Smelling blood on Wall Street, genteel family offices are using the 'S' word, study shows
A sales culture is being driven by competitve pressures and opportunities for fresh assets that are too tempting to pass up
Family wealth advisory firms have never been very exciting places. The whole idea is not to get carried away with concerns about asset growth and absolute returns because it can distract or detract from the higher purposes of conserving funds and efficiently passing the vast sums of money down to the following generations.
But free market forces have a way of busting their way in to places where there are inefficiencies or where money is being left on the table.
Concerted sales effort
With that in mind, it may not be surprising that more advisory firms that handle family fortunes are making a concerted sales effort to lure new clients to their doors – a trend that came to light in a release from Family Office Exchange entitled: “Wealth Advisors Adopting a Stronger Sales Culture.”
Chicago-based FOX, a group that provides research, consulting and collaboration for 500 wealthy families and their advisors issued the release to announce the completion of a study, “The Enterprise Sales Process: Best Practices in Business Development.”
The release states that family offices have begun “adding a new focus on the sales process to meet the increasing demands for growth.”
“There may be a lag, but my view is that many firms are investing in sales and marketing resources today in anticipation of stronger client demand in the near future,” says David Lincoln, managing director of research for FOX and lead author of the study,
Earlier this year, FOX interviewed more than 40 industry executives by phone or in person. In addition, the firm also had an online survey and used the information from the interviews and survey to complete its analysis.

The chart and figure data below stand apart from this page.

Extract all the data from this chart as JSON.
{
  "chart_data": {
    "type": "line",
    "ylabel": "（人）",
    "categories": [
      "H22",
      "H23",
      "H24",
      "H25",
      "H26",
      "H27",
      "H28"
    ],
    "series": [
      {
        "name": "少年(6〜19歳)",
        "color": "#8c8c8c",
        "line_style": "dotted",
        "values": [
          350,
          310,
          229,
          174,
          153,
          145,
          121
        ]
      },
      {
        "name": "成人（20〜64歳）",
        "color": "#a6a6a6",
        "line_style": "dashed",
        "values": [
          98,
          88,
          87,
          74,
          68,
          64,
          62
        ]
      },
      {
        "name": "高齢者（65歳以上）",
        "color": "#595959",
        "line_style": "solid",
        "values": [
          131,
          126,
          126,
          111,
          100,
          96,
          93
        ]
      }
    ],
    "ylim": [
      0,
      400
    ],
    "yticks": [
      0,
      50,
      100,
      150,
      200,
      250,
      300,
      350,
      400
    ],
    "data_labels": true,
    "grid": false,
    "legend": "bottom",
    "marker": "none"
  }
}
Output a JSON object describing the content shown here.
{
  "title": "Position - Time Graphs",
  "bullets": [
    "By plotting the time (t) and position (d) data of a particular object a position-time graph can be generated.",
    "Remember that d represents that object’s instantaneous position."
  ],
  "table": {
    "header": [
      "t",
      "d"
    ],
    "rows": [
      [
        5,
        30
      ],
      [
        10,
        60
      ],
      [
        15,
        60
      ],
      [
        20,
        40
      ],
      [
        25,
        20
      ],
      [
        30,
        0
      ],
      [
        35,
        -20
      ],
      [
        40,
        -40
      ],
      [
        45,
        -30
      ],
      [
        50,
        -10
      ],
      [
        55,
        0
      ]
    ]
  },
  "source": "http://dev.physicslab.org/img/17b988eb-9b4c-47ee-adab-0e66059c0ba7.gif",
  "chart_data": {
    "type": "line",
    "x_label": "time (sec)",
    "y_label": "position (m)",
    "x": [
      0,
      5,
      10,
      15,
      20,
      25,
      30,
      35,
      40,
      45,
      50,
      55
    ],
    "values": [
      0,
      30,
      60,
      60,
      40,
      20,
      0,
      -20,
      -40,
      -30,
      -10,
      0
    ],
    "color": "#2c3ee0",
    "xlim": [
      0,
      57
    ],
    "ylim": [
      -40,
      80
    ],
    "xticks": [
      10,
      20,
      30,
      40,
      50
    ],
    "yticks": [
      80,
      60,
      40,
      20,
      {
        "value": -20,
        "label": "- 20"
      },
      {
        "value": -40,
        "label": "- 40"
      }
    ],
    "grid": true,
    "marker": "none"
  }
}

One reason that family offices are brushing up on their selling skills is that the market turmoil and downfall of some big Wall Street brand names has some ultra-wealthy clients – historically reluctant to meet with new advisors – are open to being pitched, according to Jeff Roush, managing partner of Napa, Calif.-based Argos Wealth Advisors, which keeps $1.3 billion of assets under administration.
“Now family offices are much more open and inquisitive and are looking for different solution,” Roush says. “I think if advisors are going to grab market share now’s the time to do it. There is money in motion and if advisors don’t get access to it someone across the way will get it.”
As the ultra rich lost money in the market downturn, they became eager to hear about new solutions and ideas, Roush added.
FOX says that up until now firms didn’t have a strong sales culture, but as wealth advisors are looking to grow their businesses more rapidly, sales become a priority.
Advisory firms have recognized the “need for more new business which is leading to a change in sales models and greater specialization in sales roles,” Too often, relationship managers don’t view sales as their priority, Lincoln says.
He adds that many of these family offices used to be content with slow growth, but now they find that they need to demonstrate vibrant to attract top talent.
In addition, Lincoln says that as advisors age and begin considering their own retirement, the firm’s annual growth rate is an important factor in its valuation.
Boom on business development officers
Many advisory firms have relationship managers who are pulling double duty – courting new business and working with existing clients – that makes it difficult for these individuals.
As a result, some advisory firms have made changes to sales incentives for relationship managers who also have business development responsibilities.
In addition, one of the most popular new approaches is to hire a business development officer, Lincoln says.
Industry wide, about 65% of family office firms now have at least one dedicated business development officer, he adds.
Some advisory firms have even gone as far to introduce new incentive plans that encourage and reward business development. In one instance, a firm hired coaches for its relationship managers to teach them to effectively solicit referrals from clients, Lincoln says.
There’s no question sales were difficult in 2008 and 2009 but things have been improving, he says.
“It seems like there hasn’t been a big decline in the industry’s appetite for client-facing sales and service personnel,” he says. “Good business development officers and relationship managers are still in high demand.”
A delicate tap dance
It’s true most advisors don’t like to describe their efforts as sales, Roush says, but the bottom line is that one of the most important ways for an advisor to grow their business is through sales.
“You can call it networking or sales, but the end result is to obtain more clients and more revenue,” he says.
But Roush points out the sales process for the ultra wealthy can be a bit of a dance of sorts.
Large clients are looking to solve problems and any advisor who approaches them armed with solutions for that client will have a better chance of getting the client, Roush says.
Industry leaders say that the key to a successful sale among the ultra-high-net worth is proving the advisor’s value.
“Advisors need to look at this and say this is about communicating your value and helping them to make a decision,” says Scott Slater, managing director, business consulting for Schwab Advisor Services. “It’s a long courting process and you need to be visible to these families.”
It’s not uncommon for a sales cycle to be one to two years in this arena, he adds.
Referrals are key in this space and Slater says the best advisory firms are successful by their subtly. He knows firms where all advisors are involved in social events such as members’ charity boards.
“So, you’re now building these relationships long before the person is a prospective client,” Slater says.